The second-year quarterback followed up an impressive 11-play, 80-yard touchdown drive with another possession that led to a field goal prior to "half time", completing passes of 20 and 17 yards to Alford and Greg Little respectively. According to reports, McCarron completed seven of nine passes for 76 yards during the first half of the 2015 mock game. Despite being heavily favored as Andy Dalton's eventual successor, McCarron's performance during the annual "mock game" is being viewed as a "coming of age" moment.
Initial reports during training camp provided a picture that McCarron was struggling, and those reports were mostly true. McCarron and his receivers appeared to be applying different playbooks; when receivers ran one route, McCarron anticipated another. Drills featuring quarterbacks and receivers were noticeably problematic, especially during the NFL Network's coverage last Sunday, showing McCarron overthrowing many of his receivers during simplistic routes without any defenders in coverage.
McCarron wasn't worried, "I feel like we've gotten a ton better the last week. Our timing is I good," he said on Saturday, via Bengals.com.
It's difficult to remember that McCarron didn't work last year during training camp, rehabilitating a shoulder injury at Alabama and didn't practice until being activated off the physically unable to perform list last December. Even then, his repetitions were insignificant because Andy Dalton and the Bengals were facing an intense regular season run to qualify for the postseason. Last Sunday's showing on the NFL Network was only his third practice this season, and first with shoulder pads.
"This is almost like my rookie season," McCarron said via the Cincinnati Enquirer. "That's the way I'm taking it, because I didn't do anything last year. First time throwing in full pads since senior year Sugar Bowl. It was going to take time. I stayed confident throughout the whole thing. I never panicked. Our guys never panicked."
There have been some alarmists categorically concluding McCarron's struggles earlier this week. These perspective always fall into traps, ranging from ridiculous overreactions to applying unsubstantiated (if not unqualified) alternatives. McCarron has struggled, but that's hardly reason to overreact into a state of panic, applying alternative scenarios approaching an equally struggling Josh Johnson into the fray. Training camp is a time meant for players to improve, build and develop... that's what McCarron is presently accomplishing.
In fact, the team's actions counter any perspective beyond the belief that Andy Dalton and AJ McCarron will be the team's only quarterbacks this year.
"I thought he was even better than last night," offensive coordinator Hue Jackson said about McCarron working with the first team offense, via the Cincinnati Enquirer. "Every time he completed a ball his confidence skyrocketed. It's a good opportunity for him to continue to grow. As we go he understands the reps become few and far between. Now is the time to do this stuff so we can evaluate him in this environment."

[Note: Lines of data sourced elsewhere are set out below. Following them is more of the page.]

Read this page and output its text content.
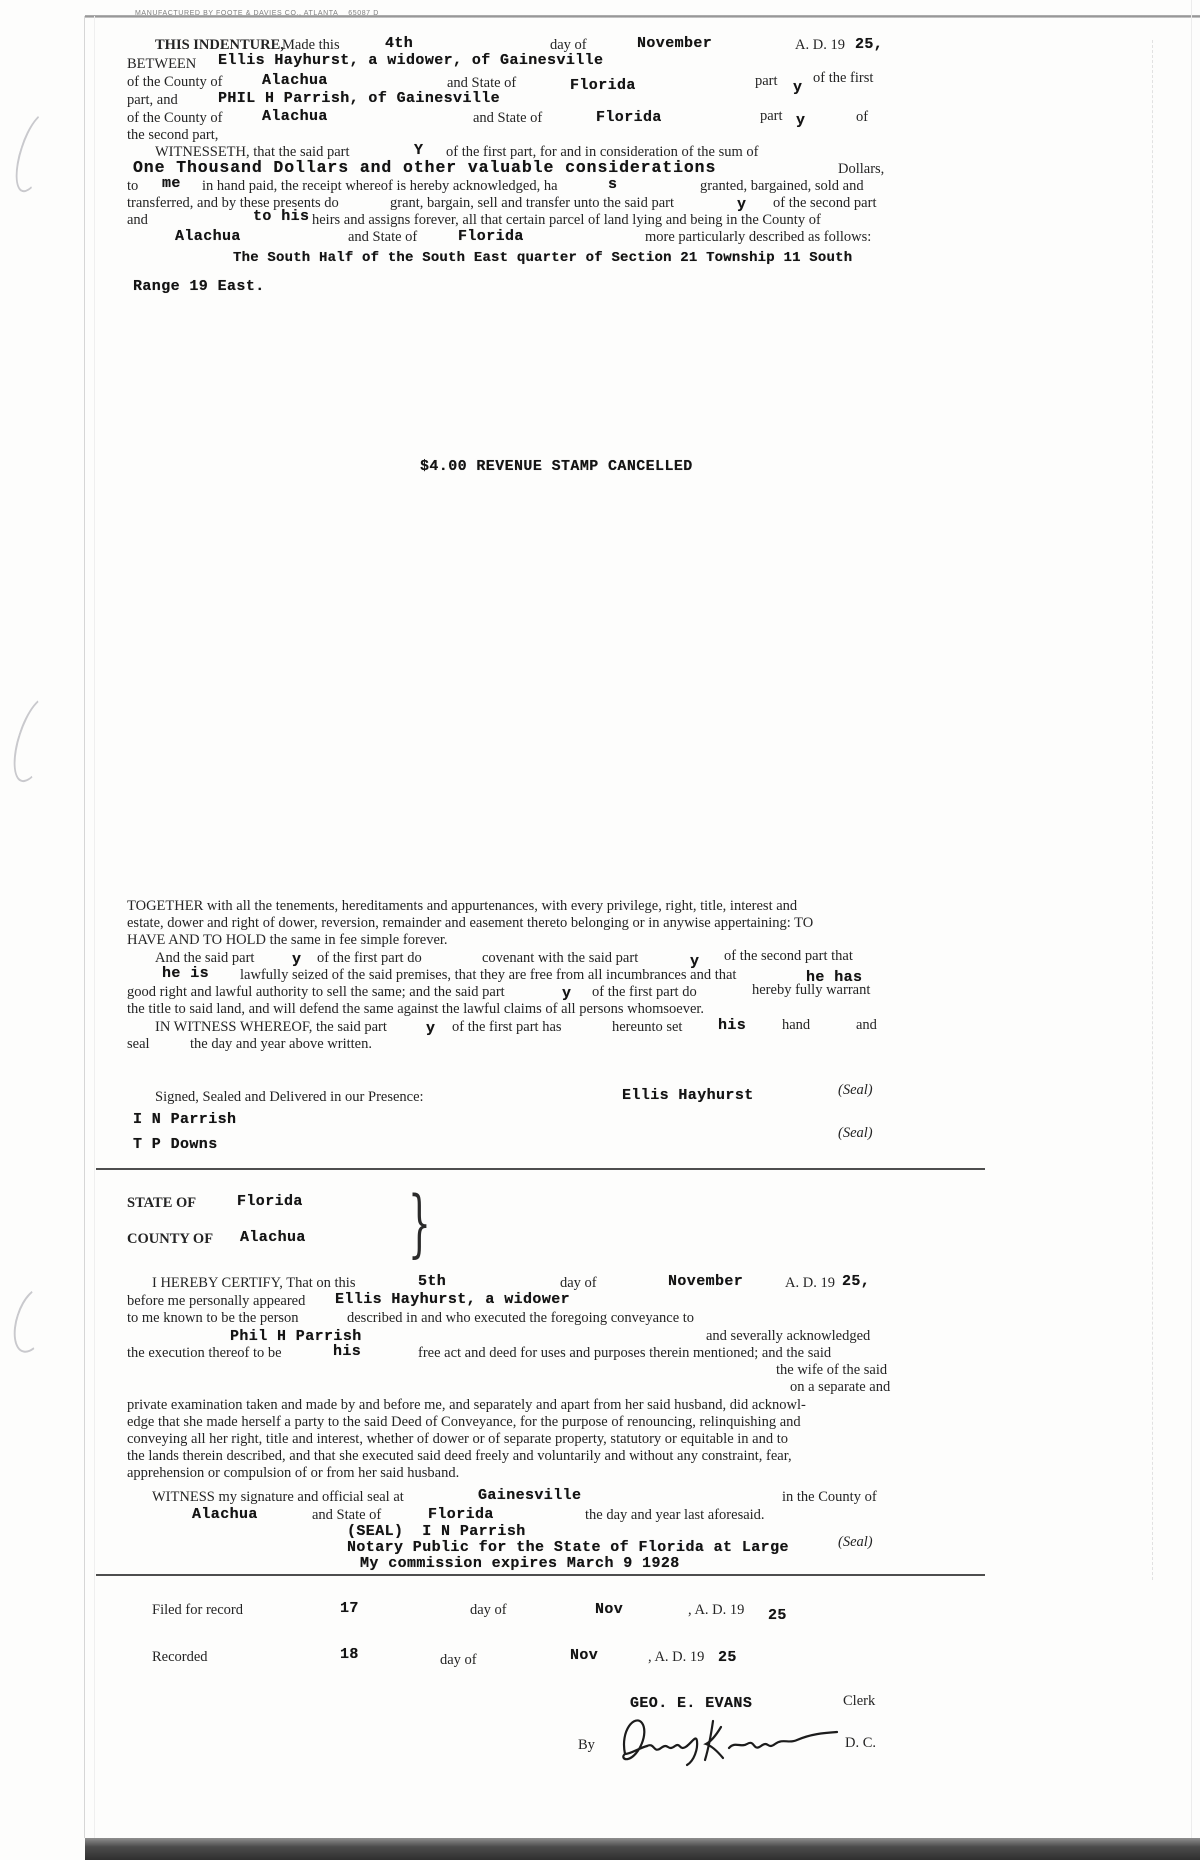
MANUFACTURED BY FOOTE & DAVIES CO., ATLANTA    65087 D
THIS INDENTURE,
Made this	4th	day of	November	A. D. 19 25,
BETWEEN Ellis Hayhurst, a widower, of Gainesville
of the County of	Alachua	and State of	Florida	part y
of the first
part, and	PHIL H Parrish, of Gainesville
of the County of	Alachua	and State of	Florida	part y	of
the second part,
WITNESSETH, that the said part	Y of the first part, for and in consideration of the sum of
One Thousand Dollars and other valuable considerations	Dollars,
to me in hand paid, the receipt whereof is hereby acknowledged, ha	s	granted, bargained, sold and
transferred, and by these presents do	grant, bargain, sell and transfer unto the said part	y of the second part
and	to his heirs and assigns forever, all that certain parcel of land lying and being in the County of
Alachua	and State of	Florida	more particularly described as follows:
The South Half of the South East quarter of Section 21 Township 11 South
Range 19 East.
$4.00 REVENUE STAMP CANCELLED
TOGETHER with all the tenements, hereditaments and appurtenances, with every privilege, right, title, interest and
estate, dower and right of dower, reversion, remainder and easement thereto belonging or in anywise appertaining: TO
HAVE AND TO HOLD the same in fee simple forever.
And the said part	y of the first part do	covenant with the said part	y of the second part that
he is lawfully seized of the said premises, that they are free from all incumbrances and that	he has
good right and lawful authority to sell the same; and the said part	y of the first part do	hereby fully warrant
the title to said land, and will defend the same against the lawful claims of all persons whomsoever.
IN WITNESS WHEREOF, the said part	y of the first part has	hereunto set his hand	and
seal	the day and year above written.
Signed, Sealed and Delivered in our Presence:	Ellis Hayhurst	(Seal)
I N Parrish
T P Downs
(Seal)
STATE OF	Florida
COUNTY OF Alachua }
I HEREBY CERTIFY, That on this	5th	day of	November	A. D. 19 25,
before me personally appeared Ellis Hayhurst, a widower
to me known to be the person	described in and who executed the foregoing conveyance to
Phil H Parrish	and severally acknowledged
the execution thereof to be	his	free act and deed for uses and purposes therein mentioned; and the said
the wife of the said
on a separate and
private examination taken and made by and before me, and separately and apart from her said husband, did acknowl-
edge that she made herself a party to the said Deed of Conveyance, for the purpose of renouncing, relinquishing and
conveying all her right, title and interest, whether of dower or of separate property, statutory or equitable in and to
the lands therein described, and that she executed said deed freely and voluntarily and without any constraint, fear,
apprehension or compulsion of or from her said husband.
WITNESS my signature and official seal at	Gainesville	in the County of
Alachua	and State of	Florida	the day and year last aforesaid.
(SEAL)  I N Parrish
Notary Public for the State of Florida at Large	(Seal)
My commission expires March 9 1928
Filed for record	17	day of	Nov	, A. D. 19 25
Recorded	18	day of	Nov	, A. D. 19 25
GEO. E. EVANS	Clerk
By	D. C.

In addition to his improvements on the field, McCarron is working overtime to develop chemistry with his receivers and showing powerful leadership qualities. McCarron and Alford, who had a drop and false start on Friday (does that mean he's in trouble?), have been studying together.
"He's tried to quiz us every now and then, call us out, and then he'll let us write up the formation," Alford said via ESPN. "If we get it wrong, he'll be like, 'This is how you do this.' And then he'll come back maybe five minutes later and he'll ask me to write the same play. It's all really helpful."

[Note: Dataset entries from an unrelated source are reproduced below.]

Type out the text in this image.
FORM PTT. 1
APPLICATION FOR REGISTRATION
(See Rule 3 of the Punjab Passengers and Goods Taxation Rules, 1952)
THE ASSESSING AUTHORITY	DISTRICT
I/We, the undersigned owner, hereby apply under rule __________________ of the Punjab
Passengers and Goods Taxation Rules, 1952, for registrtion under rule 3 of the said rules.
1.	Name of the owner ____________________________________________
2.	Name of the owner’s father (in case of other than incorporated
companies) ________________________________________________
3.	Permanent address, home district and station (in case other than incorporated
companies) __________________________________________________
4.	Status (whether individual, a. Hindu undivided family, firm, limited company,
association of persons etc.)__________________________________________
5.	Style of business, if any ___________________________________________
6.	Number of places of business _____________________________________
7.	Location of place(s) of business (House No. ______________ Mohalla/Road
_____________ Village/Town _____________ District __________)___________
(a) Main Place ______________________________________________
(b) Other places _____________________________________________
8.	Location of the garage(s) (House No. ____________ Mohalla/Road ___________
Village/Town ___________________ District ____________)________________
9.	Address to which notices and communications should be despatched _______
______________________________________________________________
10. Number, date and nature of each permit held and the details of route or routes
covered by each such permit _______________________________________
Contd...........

Players will struggle but it's not reason to overreact, especially before the first preseason game is played and an entire month remains before the regular season opener in Oakland. McCarron, who is, as he says, essentially a rookie, will struggle. It's not how bad someone performs that dictates their participation; it's how much that person improves and learns from those mistakes that matters.
And according to most reviews, he's succeeding at that excellently.